Im Wartesaal erster und zweiter Klasse des Herner Bahnhofs bildeten die anwesenden Militärurlauber und Lazarettinsassen den Soldatenrat. Seine erste Tat: Befreiung der Inhaftierten im Gerichtsgefängnis und Entwaffnung der Polizei.

Um fünf Uhr nachmittags fand auf Einladung der SPD auf dem Herner Neumarkt eine große Volksversammlung statt, in der als Sprecher die Genossen Hilge und Hölkeskamp über die neue politische Situation sprachen. Im Anschluss an diese Versammlung formierte sich ein Demonstrationszug zum Rathaus, um auf dem Rathausturm die rote Fahne als Symbol der neuen Zeit zu hissen. Am Abend konstitutierte sich auch der Herner Arbeiterrat während einer Versammlung in den Räumlichkeiten der Wirtschaft Bomm.

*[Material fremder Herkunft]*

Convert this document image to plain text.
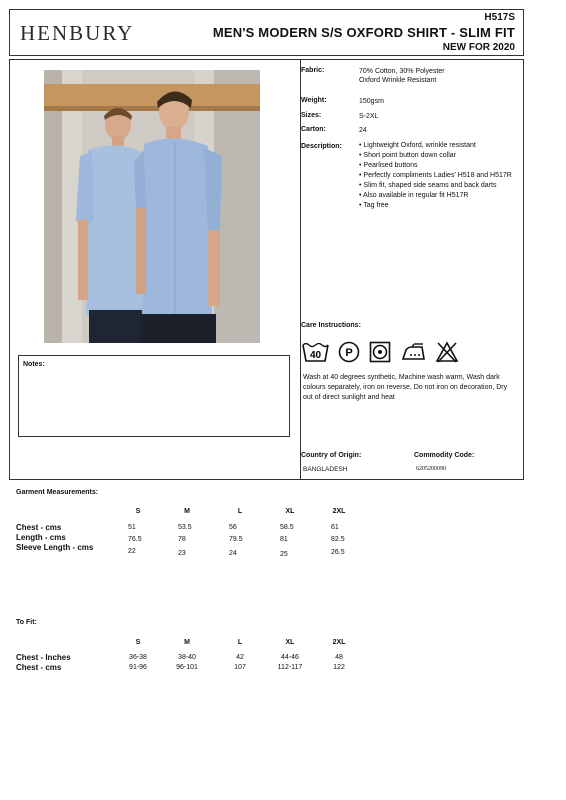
HENBURY
H517S
MEN'S MODERN S/S OXFORD SHIRT - SLIM FIT
NEW FOR 2020
Notes:
Fabric:	70% Cotton, 30% Polyester
Oxford Wrinkle Resistant
Weight:	150gsm
Sizes:	S-2XL
Carton:	24
Description:
•	Lightweight Oxford, wrinkle resistant
• Short point button down collar
• Pearlised buttons
• Perfectly compliments Ladies' H518 and H517R
• Slim fit, shaped side seams and back darts
• Also available in regular fit H517R
• Tag free
Care Instructions:
40 P
Wash at 40 degrees synthetic, Machine wash warm, Wash dark colours separately, iron on reverse, Do not iron on decoration, Dry out of direct sunlight and heat
Country of Origin:
BANGLADESH
Commodity Code:
6205200090
Garment Measurements:
S	M	L	XL	2XL
Chest - cms	51	53.5	56	58.5	61
Length - cms	76.5	78	79.5	81	82.5
Sleeve Length - cms	22	23	24	25	26.5
To Fit:
S	M	L	XL	2XL
Chest - Inches	36-38	38-40	42	44-46	48
Chest - cms	91-96	96-101	107	112-117	122
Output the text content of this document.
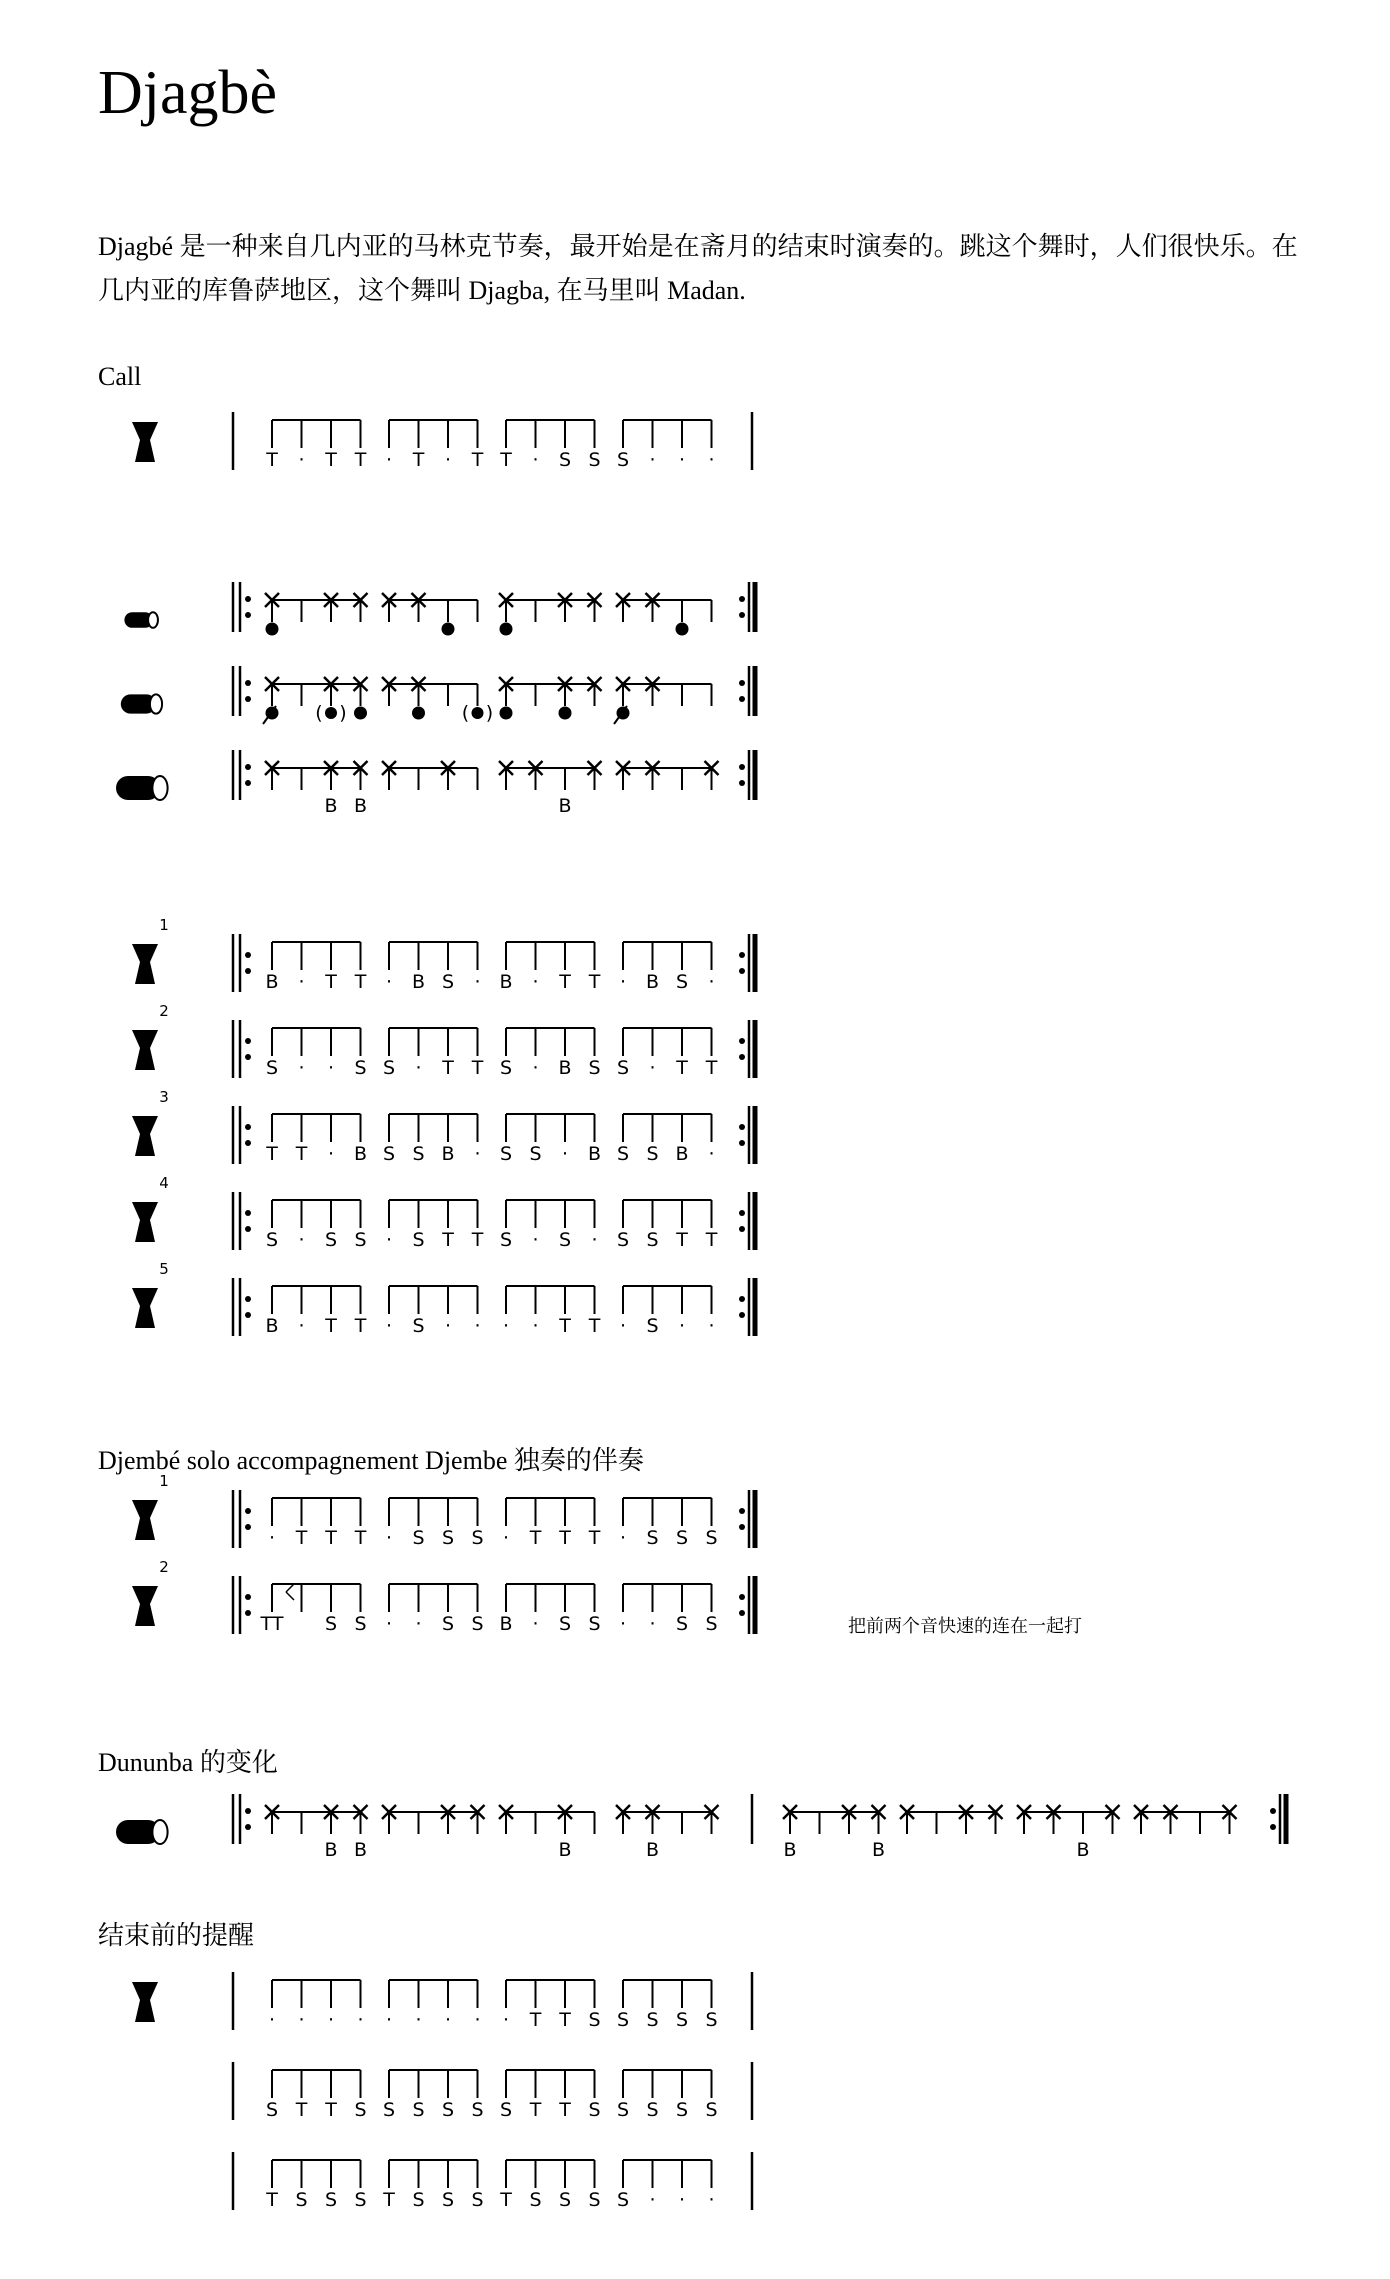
Djagbè

Djagbé 是一种来自几内亚的马林克节奏，最开始是在斋月的结束时演奏的。跳这个舞时，人们很快乐。在几内亚的库鲁萨地区，这个舞叫 Djagba, 在马里叫 Madan.

Call
Djembé solo accompagnement Djembe 独奏的伴奏
Dununba 的变化
结束前的提醒
把前两个音快速的连在一起打
T · T T · T · T T · S S S · · ·
( )	( )
B B	B
B · T T · B S · B · T T · B S ·
1
S · · S S · T T S · B S S · T T
2
T T · B S S B · S S · B S S B ·
3
S · S S · S T T S · S · S S T T
4
B · T T · S · · · · T T · S · ·
5
· T T T · S S S · T T T · S S S
1
TT S S · · S S B · S S · · S S
2
B B	B	B	B	B	B
· · · · · · · · · T T S S S S S
S T T S S S S S S T T S S S S S
T S S S T S S S T S S S S · · ·
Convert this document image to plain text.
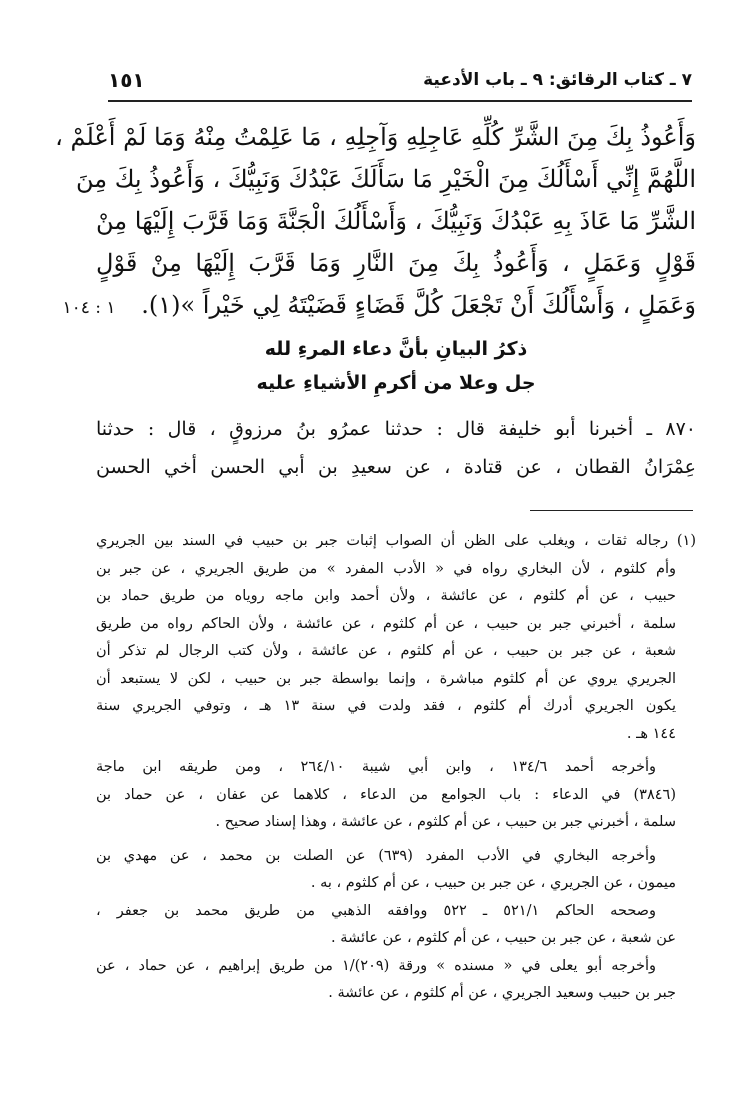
٧ ـ كتاب الرقائق: ٩ ـ باب الأدعية
١٥١
وَأَعُوذُ بِكَ مِنَ الشَّرِّ كُلِّهِ عَاجِلِهِ وَآجِلِهِ ، مَا عَلِمْتُ مِنْهُ وَمَا لَمْ أَعْلَمْ ،
اللَّهُمَّ إِنِّي أَسْأَلُكَ مِنَ الْخَيْرِ مَا سَأَلَكَ عَبْدُكَ وَنَبِيُّكَ ، وَأَعُوذُ بِكَ مِنَ
الشَّرِّ مَا عَاذَ بِهِ عَبْدُكَ وَنَبِيُّكَ ، وَأَسْأَلُكَ الْجَنَّةَ وَمَا قَرَّبَ إِلَيْهَا مِنْ
قَوْلٍ وَعَمَلٍ ، وَأَعُوذُ بِكَ مِنَ النَّارِ وَمَا قَرَّبَ إِلَيْهَا مِنْ قَوْلٍ
وَعَمَلٍ ، وَأَسْأَلُكَ أَنْ تَجْعَلَ كُلَّ قَضَاءٍ قَضَيْتَهُ لِي خَيْراً »(١). ١ : ١٠٤
ذكرُ البيانِ بأنَّ دعاء المرءِ لله
جل وعلا من أكرمِ الأشياءِ عليه
٨٧٠ ـ أخبرنا أبو خليفة قال : حدثنا عمرُو بنُ مرزوقٍ ، قال : حدثنا
عِمْرَانُ القطان ، عن قتادة ، عن سعيدِ بن أبي الحسن أخي الحسن
(١) رجاله ثقات ، ويغلب على الظن أن الصواب إثبات جبر بن حبيب في السند بين الجريري
وأم كلثوم ، لأن البخاري رواه في « الأدب المفرد » من طريق الجريري ، عن جبر بن
حبيب ، عن أم كلثوم ، عن عائشة ، ولأن أحمد وابن ماجه روياه من طريق حماد بن
سلمة ، أخبرني جبر بن حبيب ، عن أم كلثوم ، عن عائشة ، ولأن الحاكم رواه من طريق
شعبة ، عن جبر بن حبيب ، عن أم كلثوم ، عن عائشة ، ولأن كتب الرجال لم تذكر أن
الجريري يروي عن أم كلثوم مباشرة ، وإنما بواسطة جبر بن حبيب ، لكن لا يستبعد أن
يكون الجريري أدرك أم كلثوم ، فقد ولدت في سنة ١٣ هـ ، وتوفي الجريري سنة
١٤٤ هـ .
وأخرجه أحمد ١٣٤/٦ ، وابن أبي شيبة ٢٦٤/١٠ ، ومن طريقه ابن ماجة
(٣٨٤٦) في الدعاء : باب الجوامع من الدعاء ، كلاهما عن عفان ، عن حماد بن
سلمة ، أخبرني جبر بن حبيب ، عن أم كلثوم ، عن عائشة ، وهذا إسناد صحيح .
وأخرجه البخاري في الأدب المفرد (٦٣٩) عن الصلت بن محمد ، عن مهدي بن
ميمون ، عن الجريري ، عن جبر بن حبيب ، عن أم كلثوم ، به .
وصححه الحاكم ٥٢١/١ ـ ٥٢٢ ووافقه الذهبي من طريق محمد بن جعفر ،
عن شعبة ، عن جبر بن حبيب ، عن أم كلثوم ، عن عائشة .
وأخرجه أبو يعلى في « مسنده » ورقة (٢٠٩)/١ من طريق إبراهيم ، عن حماد ، عن
جبر بن حبيب وسعيد الجريري ، عن أم كلثوم ، عن عائشة .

Über die Zusammensetzung des Arbeiterrates liegen unterschiedliche Einschätzungen vor. Während Oberbürgermeister Dr. Sporleder in seinen Tagebuchnotizen von 25 Mitgliedern der sozialistischen Parteien (SPD, USPD) spricht, berichtet Karl Hölkeskamp, dass der Rat aus 15 Mitgliedern der SPD und einem Vertreter der Verwaltungsbeamten bestand. Der Herner Arbeiter- und Soldatenrat nahm zu zentralen Frage in jenen Tagen klar Stellung: parlamentarische Demokratie oder Rätesozialismus lautete die Alternative. Der Vorsitzende des Rates, Karl Hölkeskamp, bekannte sich zur „baldmöglichsten Anordnung der Wahlen zur Nationalversammlung“. Weiterhin erklärte er, dass das Herner Revolutionsorgan „in scharfem Gegensatz“ zur Spartakusgruppe (KPD) stehen würde. Der Soldatenrat bestand inzwischen aus acht Mitgliedern. Aus der Mitte des Arbeiter- und Soldatenrates wurde ein Vollziehungsausschuss gewählt, deren Mitglieder die Stadtverordneten Hölkeskamp, Wietermann, Hilge, Benz und Seltmann waren, alle Mitglieder der SPD.  Eine der ersten Amtshandlungen des Herner Arbeiter- und Soldatenrates war die Auflösung des konterrevolutionären Ordnungsausschusses. Die Leitung des gesamten Sicherheitsdienstes wurde von Polizeikommissar Klingemann und dem Soldatenrat Wietermann übernommen.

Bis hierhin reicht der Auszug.